Of course, how do you factor in the police claim that 40% of crime is caused by non-residents? How do you make that fair? How about the taxation costs that are assessed against all residents for the soccer centre, whether or not you or any of the people in your house play soccer? Is that fair?

In fact, many of the beneficiaries of your city taxes are the residents of the surrounding rural municipalities. Do we have higher user fees for non-residents for such city-supported facilities as the soccer centre, the golf course, the Art Hauser Centre, or the Rawlinson Centre? We even pay a higher proportion of the regional library costs than the smaller communities that benefit from access to the regional library system.

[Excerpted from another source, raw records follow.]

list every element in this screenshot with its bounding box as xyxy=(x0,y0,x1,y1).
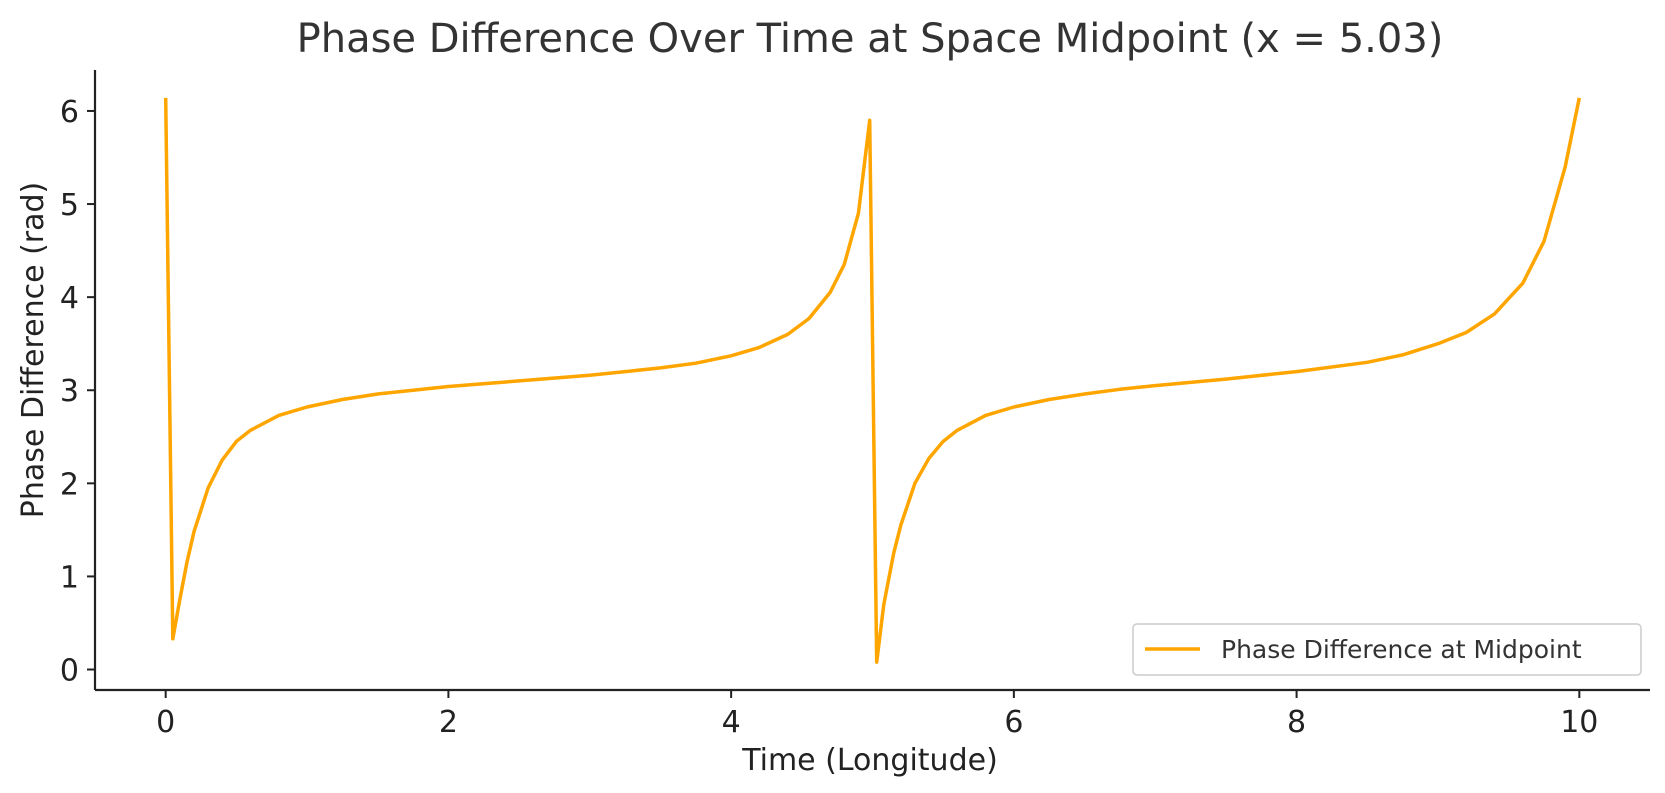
x-tick-label: 8 xyxy=(1287,705,1306,740)
x-axis-label: Time (Longitude) xyxy=(741,743,998,778)
y-tick-label: 4 xyxy=(60,281,79,316)
legend-box xyxy=(1132,623,1642,676)
x-tick-label: 6 xyxy=(1004,705,1023,740)
y-tick-label: 1 xyxy=(60,560,79,595)
x-tick-label: 0 xyxy=(156,705,175,740)
y-tick-label: 2 xyxy=(60,467,79,502)
x-tick-label: 2 xyxy=(439,705,458,740)
series-line xyxy=(163,97,1582,664)
chart-title: Phase Difference Over Time at Space Midp… xyxy=(297,16,1444,62)
x-axis-ticks: 0 2 4 6 8 10 xyxy=(156,690,1598,740)
series-layer xyxy=(163,97,1582,664)
y-tick-label: 6 xyxy=(60,95,79,130)
y-tick-label: 3 xyxy=(60,374,79,409)
legend-label: Phase Difference at Midpoint xyxy=(1221,635,1582,664)
y-axis-label: Phase Difference (rad) xyxy=(16,182,51,518)
y-tick-label: 0 xyxy=(60,654,79,689)
legend: Phase Difference at Midpoint xyxy=(1132,623,1642,676)
y-axis-ticks: 0 1 2 3 4 5 6 xyxy=(60,95,95,689)
y-tick-label: 5 xyxy=(60,188,79,223)
x-tick-label: 4 xyxy=(722,705,741,740)
x-tick-label: 10 xyxy=(1560,705,1598,740)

In my opinion, the fairest tax is the sales tax. You buy more, you pay more. And you usually (although not always) have a choice in how much of this tax you want to pay. If you want to buy the more expensive option, you will pay more sales tax. Buy the cheapest possible option, or forgo the purchase altogether, and you will pay less.

I'm quite certain this report will show that a base tax will result in a tax reduction of a few hundred dollars to high value homes. It will show a similar tax increase for homes in the mid- and lower ranges. Proportionally, the decrease to the high value home will be smaller than the increase to the low value home. If you're currently paying a $4,000 tax bill, a decrease of $400 is 10%. If you're currently paying a $2000 tax bill, an increase of $400 is a 20% increase. And I would suggest that if you're a senior on a fixed income, just trying to stay in your own home for as long as possible, that additional expense might be enough to push you out of your home. I would also suggest that the $400 break that the more highly assessed family might receive would not be as life-changing.

Most of the residents of Ward Three would be negatively affected by a flat tax. As their representative, I will continue to argue against the imposition of such a tax. If we're so concerned about our tax revenues, let's look at ways of decreasing our expenses. Let's truly review the entire budget this time, instead of rushing it through and not even looking at the largest piece of it - the police budget. Let's look at ways of ensuring that all users of city facilities pay a fair rate for their use, instead of facing constantly increasing deficit financial reports from the Rawlinson and Art Hauser Centres (and the expected deficit from the soccer centre). But let's not put a heavier tax burden on those who live in the lower income parts of the city, who are also the least likely to speak up and complain about it. And for goodness sake, let's not be telling the public that this will make little or no difference to people - if it made no difference, it wouldn't have been proposed.